For Egypt, it felt like fate. For Argentina, it was a warning.
The champions surged. Cristian Romero pulled one back, igniting the comeback. The tension rose with every Argentine attack, every Egyptian clearance. When Messi finally found his moment, he did it with brutal clarity – smashing in the equaliser, his eighth goal of the tournament, to drag his side level and flip the mood inside the stadium.
Egypt had gone from dreamland to survival mode.
The flashpoint before Argentina’s winner
The drama sharpened again as Argentina hunted a winner. Enzo Fernandez provided it, completing a turnaround that will be replayed for years in Argentine folklore.
In Egypt, they will replay something else.
In the build-up to Fernandez’s decisive strike, Egyptian players and staff screamed for a penalty at the other end of the pitch.

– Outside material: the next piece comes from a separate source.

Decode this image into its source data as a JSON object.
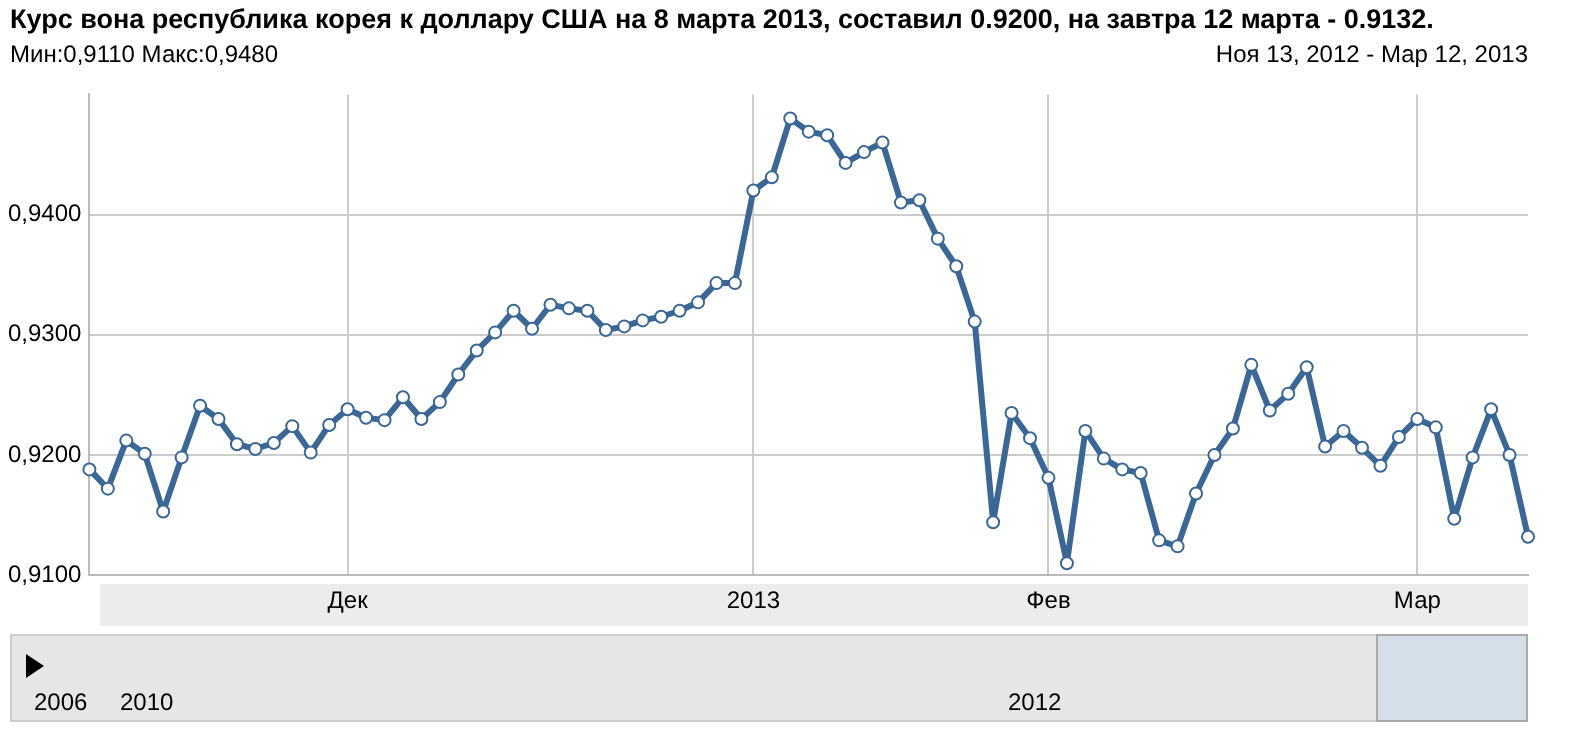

They claimed Alexis Mac Allister had clearly pulled back Hamdy Fathy, a tug on the shirt that, in their eyes, should have halted play and handed them a spot-kick instead of allowing Argentina to flow forward.
"We haven't seen respect or fair play. There has not been respect or fair play," Hassan said, his voice hardening as he revisited the moment.
"A penalty was ruled out, was not even checked by VAR. A second goal was remarkably disallowed. There has not even been a VAR check when we have all seen the image of the (shirt) being pulled back."
The sense of grievance ran deep. To Hassan, the technology that was meant to bring clarity had only delivered chaos and suspicion.
‘Perhaps they wanted Messi to stay’
Hassan did not stop at individual decisions. He hinted at a wider force at play – the weight of the defending champions, the magnetism of Messi, the commercial and emotional pull of the sport’s biggest star.
"Perhaps they wanted to keep the world champions in the competition. Perhaps they wanted Messi to stay in the running," he told BeIn Sports.
"In football, there are sometimes external factors that go beyond the technical aspects. The world champions received support at every level."
He did not offer evidence beyond the decisions on the pitch, but his message was unmistakable: Egypt, in his eyes, had been on the wrong side of the World Cup’s power lines.
Fury at the schedule
Hassan’s anger stretched beyond officiating. He turned his fire on the schedule itself, blasting the decision to stage the match at noon local time (1600 GMT), just four days after both teams had come through draining round-of-32 ties.
"Whoever schedules those matches has never played football. You never schedule a game for 12pm. At noon you go for a walk or to eat brunch, you do not go to play football," he said, incredulous.
"When are the players supposed to eat? At 7.30am?
"There have been a lot of things to be questioned on and off the pitch."
For him, the timing compounded the injustice – another layer of disadvantage for a side already punching above its perceived weight.
‘This is my way of speaking up’
By the end, Hassan was not just venting. He was making a stand, or at least framing it as one.
He declared he would boycott the rest of the tournament as a viewer, so disgusted was he by what had unfolded.
"I am not going to continue following the matches of this World Cup, watching the matches of this World Cup," he said. "This is my own way of speaking up."
Egypt leave with no quarter-final place, no historic breakthrough, and no consolation in the narrative of a gallant underdog. They leave with a coach who believes the World Cup slipped away not through missed chances or tactical errors, but through forces he insists were stacked against them.
Argentina march on, scarred but alive, their title defence rescued by a furious comeback and the enduring brilliance of Messi.
Egypt, and Hassan, are left with a harsher question: when the biggest night of your footballing life ends like this, how long does the sense of injustice stay with you?